Chegando em Porto Alegre, eu pude seguir diretamente ao estacionamento, já que propositadamente eu não carregava mais do que uma pequena bagagem de mão. Peguei o carro, coloquei a bagagem nos pés do passageiro. Dali seriam ainda mais duas horas pela BR 290 e depois pela BR 101 até a praia de Torres. Eu estava retornando um dia antes do combinado e queria fazer uma surpresa a todos.

Chegando em Torres, as poucas ruas que eu tive que percorrer até chegar à nossa casa pareceram me tomar mais tempo do que as duas horas de estrada. Aproximando-me da nossa casa, eu logo ouvi a confusão das crianças e da pequenina Athena, para quem o tempo parecia não ter efeito. Quando o carro passou em frente ao pátio, Maryam anunciou que o papai estava chegando.

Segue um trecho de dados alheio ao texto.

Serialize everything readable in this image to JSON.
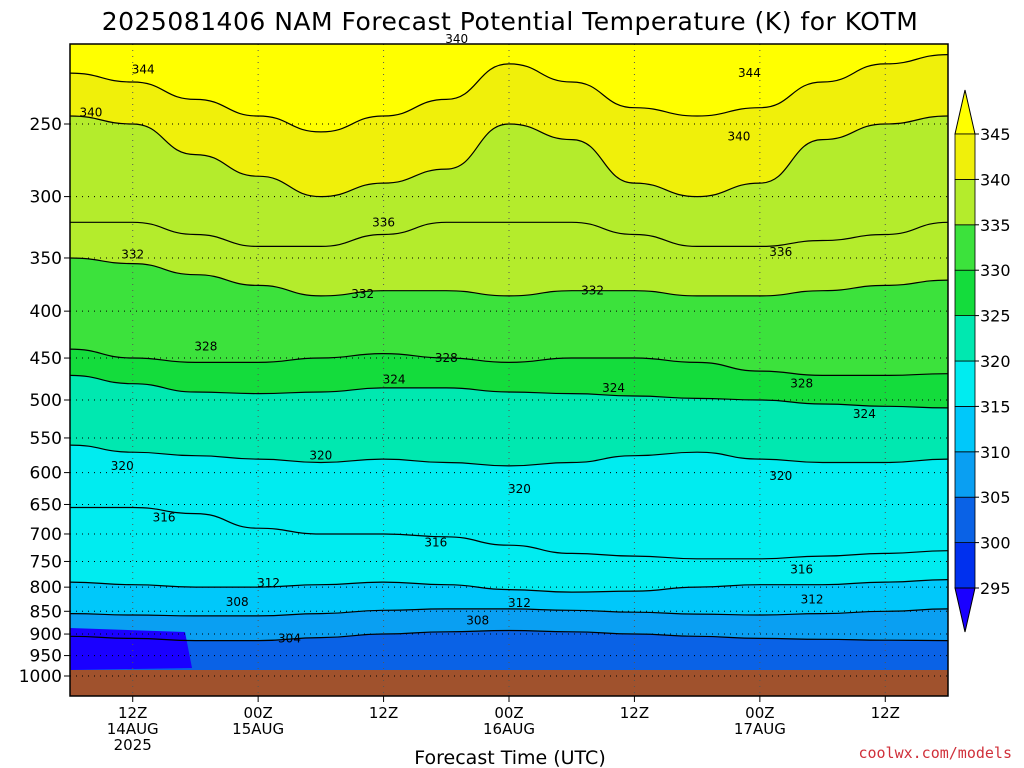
{
  "title": "2025081406 NAM Forecast Potential Temperature (K) for KOTM",
  "credit": "coolwx.com/models",
  "chart_data": {
    "type": "contour",
    "title": "2025081406 NAM Forecast Potential Temperature (K) for KOTM",
    "xlabel": "Forecast Time (UTC)",
    "ylabel": "",
    "x_range_hours": [
      0,
      84
    ],
    "y_axis": "pressure (log scale, inverted)",
    "ylim": [
      1000,
      200
    ],
    "y_ticks": [
      250,
      300,
      350,
      400,
      450,
      500,
      550,
      600,
      650,
      700,
      750,
      800,
      850,
      900,
      950,
      1000
    ],
    "x_ticks": [
      {
        "hour": 6,
        "lines": [
          "12Z",
          "14AUG",
          "2025"
        ]
      },
      {
        "hour": 18,
        "lines": [
          "00Z",
          "15AUG"
        ]
      },
      {
        "hour": 30,
        "lines": [
          "12Z"
        ]
      },
      {
        "hour": 42,
        "lines": [
          "00Z",
          "16AUG"
        ]
      },
      {
        "hour": 54,
        "lines": [
          "12Z"
        ]
      },
      {
        "hour": 66,
        "lines": [
          "00Z",
          "17AUG"
        ]
      },
      {
        "hour": 78,
        "lines": [
          "12Z"
        ]
      }
    ],
    "colorbar": {
      "levels": [
        295,
        300,
        305,
        310,
        315,
        320,
        325,
        330,
        335,
        340,
        345
      ],
      "colors": [
        "#1a00ff",
        "#0030ee",
        "#0a62e6",
        "#0a9ff2",
        "#00c8fa",
        "#00ecf0",
        "#00e8b0",
        "#14dc3c",
        "#3ce23c",
        "#b4ec2c",
        "#f0f00a",
        "#ffff00"
      ]
    },
    "isentropes": [
      {
        "value": 304,
        "pressure": [
          905,
          910,
          915,
          915,
          908,
          900,
          895,
          892,
          895,
          900,
          905,
          910,
          912,
          914,
          915
        ]
      },
      {
        "value": 308,
        "pressure": [
          855,
          858,
          860,
          860,
          855,
          848,
          845,
          845,
          848,
          852,
          856,
          858,
          855,
          850,
          845
        ]
      },
      {
        "value": 312,
        "pressure": [
          790,
          795,
          800,
          800,
          795,
          790,
          795,
          805,
          810,
          808,
          800,
          795,
          795,
          790,
          785
        ]
      },
      {
        "value": 316,
        "pressure": [
          655,
          655,
          665,
          690,
          700,
          700,
          705,
          720,
          735,
          740,
          745,
          745,
          740,
          735,
          730
        ]
      },
      {
        "value": 320,
        "pressure": [
          560,
          570,
          575,
          580,
          585,
          580,
          585,
          590,
          585,
          575,
          570,
          580,
          585,
          585,
          580
        ]
      },
      {
        "value": 324,
        "pressure": [
          470,
          480,
          490,
          492,
          490,
          485,
          485,
          490,
          492,
          495,
          498,
          500,
          505,
          508,
          510
        ]
      },
      {
        "value": 328,
        "pressure": [
          440,
          450,
          455,
          455,
          450,
          445,
          450,
          455,
          450,
          450,
          455,
          465,
          470,
          470,
          468
        ]
      },
      {
        "value": 332,
        "pressure": [
          350,
          355,
          365,
          375,
          385,
          380,
          380,
          385,
          380,
          380,
          385,
          385,
          380,
          375,
          370
        ]
      },
      {
        "value": 336,
        "pressure": [
          320,
          320,
          330,
          340,
          340,
          330,
          320,
          320,
          320,
          330,
          340,
          340,
          335,
          330,
          320
        ]
      },
      {
        "value": 340,
        "pressure": [
          245,
          250,
          270,
          285,
          300,
          290,
          280,
          250,
          260,
          290,
          300,
          290,
          260,
          250,
          245
        ]
      },
      {
        "value": 344,
        "pressure": [
          220,
          225,
          235,
          245,
          255,
          245,
          235,
          215,
          225,
          240,
          245,
          240,
          225,
          215,
          210
        ]
      }
    ],
    "isentrope_hours": [
      0,
      6,
      12,
      18,
      24,
      30,
      36,
      42,
      48,
      54,
      60,
      66,
      72,
      78,
      84
    ],
    "contour_labels": [
      {
        "text": "344",
        "hour": 7,
        "p": 218
      },
      {
        "text": "340",
        "hour": 2,
        "p": 243
      },
      {
        "text": "340",
        "hour": 37,
        "p": 202
      },
      {
        "text": "344",
        "hour": 65,
        "p": 220
      },
      {
        "text": "340",
        "hour": 64,
        "p": 258
      },
      {
        "text": "336",
        "hour": 30,
        "p": 320
      },
      {
        "text": "336",
        "hour": 68,
        "p": 345
      },
      {
        "text": "332",
        "hour": 6,
        "p": 347
      },
      {
        "text": "332",
        "hour": 28,
        "p": 383
      },
      {
        "text": "332",
        "hour": 50,
        "p": 380
      },
      {
        "text": "328",
        "hour": 13,
        "p": 437
      },
      {
        "text": "328",
        "hour": 36,
        "p": 450
      },
      {
        "text": "328",
        "hour": 70,
        "p": 480
      },
      {
        "text": "324",
        "hour": 31,
        "p": 475
      },
      {
        "text": "324",
        "hour": 52,
        "p": 485
      },
      {
        "text": "324",
        "hour": 76,
        "p": 518
      },
      {
        "text": "320",
        "hour": 5,
        "p": 590
      },
      {
        "text": "320",
        "hour": 24,
        "p": 575
      },
      {
        "text": "320",
        "hour": 43,
        "p": 625
      },
      {
        "text": "320",
        "hour": 68,
        "p": 605
      },
      {
        "text": "316",
        "hour": 9,
        "p": 672
      },
      {
        "text": "316",
        "hour": 35,
        "p": 715
      },
      {
        "text": "316",
        "hour": 70,
        "p": 765
      },
      {
        "text": "312",
        "hour": 19,
        "p": 792
      },
      {
        "text": "312",
        "hour": 43,
        "p": 832
      },
      {
        "text": "312",
        "hour": 71,
        "p": 825
      },
      {
        "text": "308",
        "hour": 16,
        "p": 830
      },
      {
        "text": "308",
        "hour": 39,
        "p": 870
      },
      {
        "text": "304",
        "hour": 21,
        "p": 910
      }
    ]
  }
}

É um desses momentos da vida que justifica qualquer esforço. Estacionei o carro, sai com os presentes nos braços. Pequenas lembranças, que não deveriam ocupar muito espaço, mas que teriam sua importância valorizada. Os sorrisos das crianças, a alegria um tanto enciumada da pequenina Athena, e Maryam que ao lado de todos esperava pelo abraço terno que lhe reservava.

Era um final de tarde de início de dezembro e já haviam pessoas na praia. Ainda havia um certo ar de primavera, com um certo friozinho inclusive, mas nada que impedisse esse público específico à praia, que gosta desses dias anteriores às festas de final de ano. Mesmo tendo bastante tráfego em todos os meses do ano, o início do período de veraneio já trazia muitos visitantes ao balneário.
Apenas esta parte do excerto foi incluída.